Some days ago, in need of fresh air, I decided to
pick a book that had nothing to do with plants, animals, illegal trade or CITES.
I went to the library and chose a book in Spanish
entitled “Fifty short-stories”, the perfect choice to clear my mind for some
days.
So there I was, sipping my ginger tea and enjoying
the million stories that the book had to offer when I bumped into Apollinaire’s
“Le matelot d’Amsterdam” (1907).
And here I was again, confronted with a crime which
is as ancient as colonization itself: illegal wildlife trade.
Unfortunately, I am unable to find the English title
or translation of the story, but I guess it would be something like “The sailor from Amsterdam”.
The story in the end is secondary: a scorned man who
decides to assassinate his aristocratic lover with the help of a kidnapped
sailor. Animals were not obviously the center characters of the story….or at
least probably not for Apollinaire. For me they are the only characters in
fact.
So let us go back to the poor sailor who was fooled
into this murder trap: Hendrijk Wersteeg. As Dutch as he could be, Wersteeg was
one sailor of many who enrolled as crew in one of those brigs that sailed the
seas back in the XVII century. The brig had just returned from Java loaded with spices
and other hidden treasures…It was probably was part of the Dutch East Indian Company (VOC).

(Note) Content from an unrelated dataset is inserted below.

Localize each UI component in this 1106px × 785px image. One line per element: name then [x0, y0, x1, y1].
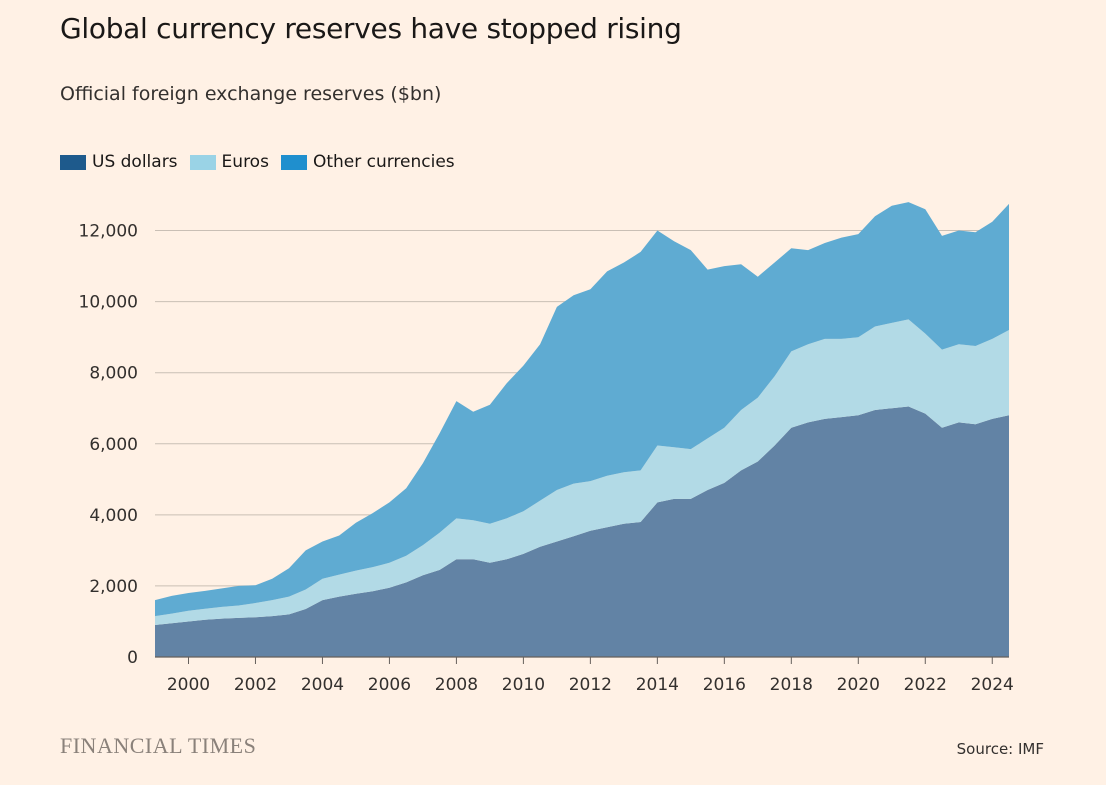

Wersteeg, as I am sure many other sailors, took
advantage of his trip to the East Indies and allowed himself to benefit from
the business opportunities at hand. So, never one to miss a trick, he brought
with him a monkey and a parrot from Java. Two exotic treasures that he was sure
to sell for a good price in Southampton, where the brig stopped before the
final destination, Amsterdam. There, his fiancé whom he had not seen in three
years, awaited him.
Was the monkey a grizzled leaf monkey or a Javan
gibbon?
Was the parrot a Mustached
Parakeet or a Yellow-throated hanging parrot?

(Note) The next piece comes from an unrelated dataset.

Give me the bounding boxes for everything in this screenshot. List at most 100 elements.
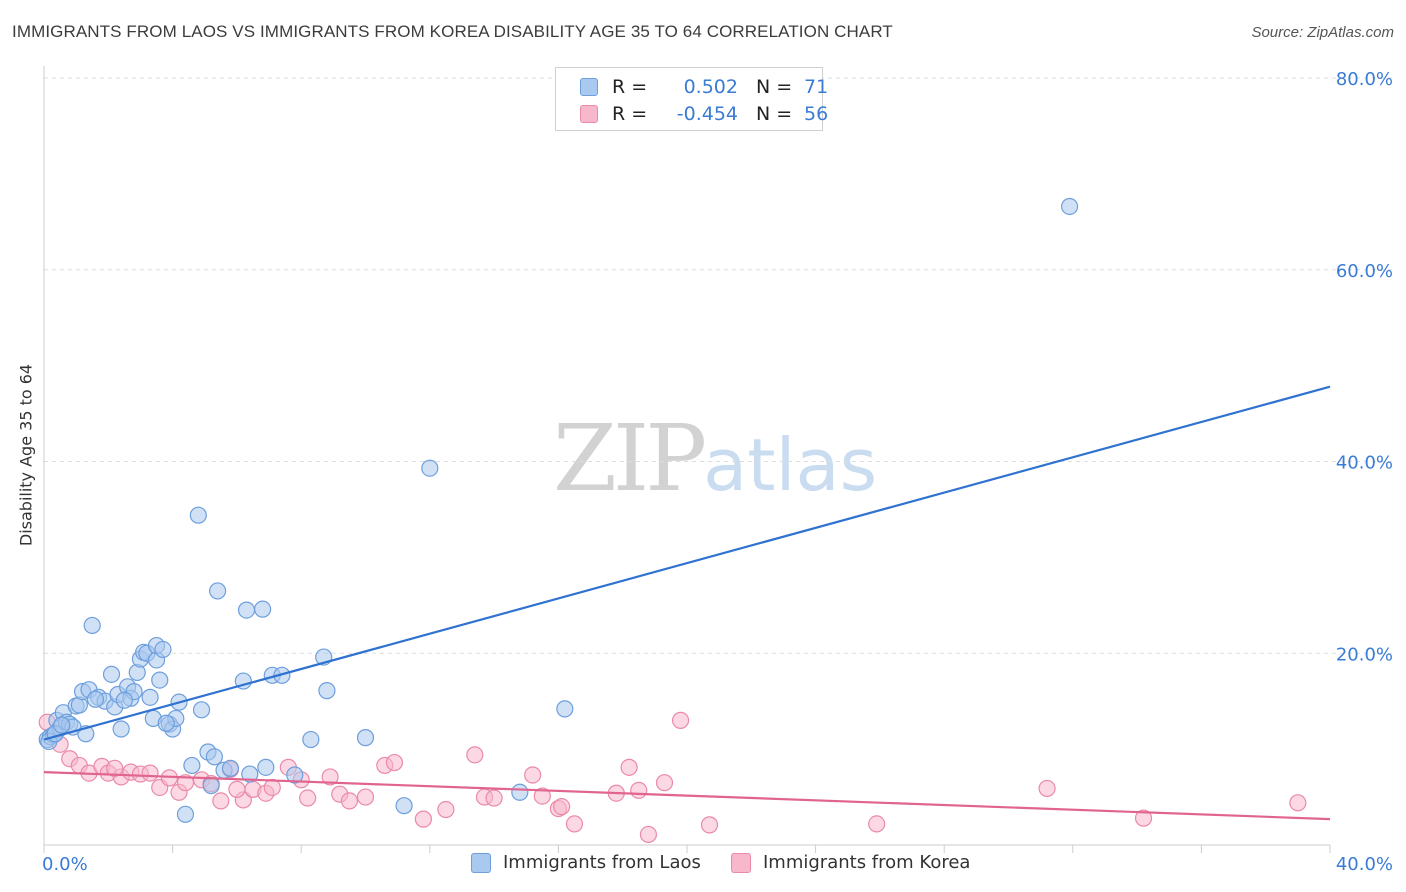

Peu importe: here we have the elements that people
engaged in the fight against illegal wildlife trade encounter everyday: exotic
animals, poor people trying to have a better life, rich people trying to show their
status, illicit trade, border-crossing, economic gains, use (and abuse) of
natural resources, ecosystem and local economies damage…

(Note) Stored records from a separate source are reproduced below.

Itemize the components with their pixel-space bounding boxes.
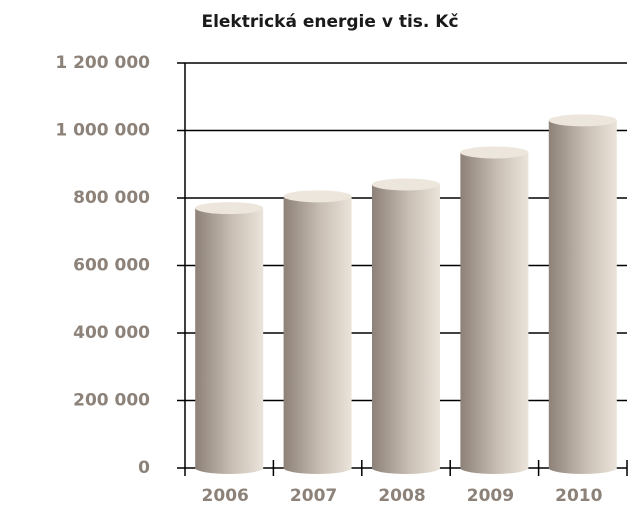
bar-top xyxy=(372,178,440,191)
y-tick-label: 600 000 xyxy=(73,256,150,276)
bar-top xyxy=(283,190,352,203)
y-tick-label: 0 xyxy=(138,458,150,478)
bar xyxy=(195,208,264,468)
chart-title: Elektrická energie v tis. Kč xyxy=(201,12,458,32)
bar-bottom xyxy=(548,462,617,474)
x-tick-label: 2007 xyxy=(290,486,337,506)
x-tick-label: 2008 xyxy=(378,486,425,506)
x-tick-label: 2009 xyxy=(467,486,514,506)
bar-top xyxy=(195,202,264,215)
y-tick-label: 200 000 xyxy=(73,391,150,411)
bar-bottom xyxy=(372,462,440,474)
bar xyxy=(460,152,529,468)
bar-bottom xyxy=(460,462,529,474)
bar-bottom xyxy=(283,462,352,474)
x-tick-label: 2006 xyxy=(202,486,249,506)
x-tick-label: 2010 xyxy=(555,486,602,506)
y-tick-label: 800 000 xyxy=(73,188,150,208)
bar-top xyxy=(548,114,617,127)
bar xyxy=(548,120,617,468)
y-tick-label: 400 000 xyxy=(73,323,150,343)
bars xyxy=(195,114,617,474)
y-tick-label: 1 200 000 xyxy=(55,53,150,73)
bar xyxy=(283,196,352,468)
bar xyxy=(372,184,440,468)
bar-top xyxy=(460,146,529,159)
y-tick-label: 1 000 000 xyxy=(55,121,150,141)
bar-bottom xyxy=(195,462,264,474)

Unintentionally, I guess, Apollinaire reflected an
accepted practice at that time without knowing that many centuries afterwards
it would become one of the biggest illicit business at international level.
The time of the so-called “Great Discoveries” was
also the beginning of the count down for many species…
This short-story has lightened up my curiosity: are
there other short-stories or novels reflecting unintentionally the beginning of
wildlife trade at international scale? Do you know any of them? If so, let me
know. I will be happy to publish a review, and who knows, maybe make a
compilation in the future.
As for the monkey and the parrot in Apollinaire’s
story….let’s say that the monkey followed the same fate as his “owner”: he was
shot to death. The parrot could scape and spent the rest of his life in a cage repeating
the last words of the dead lover: “I am innocent!”… Aren’t we all?
NOTE: As always, pics taken from ARKive and pbase to
illustrate the post with no commercial purpose whatsoever. My gratitude to Blanca Ballester for the wonderful gift and the awesome translation from French to Spanish.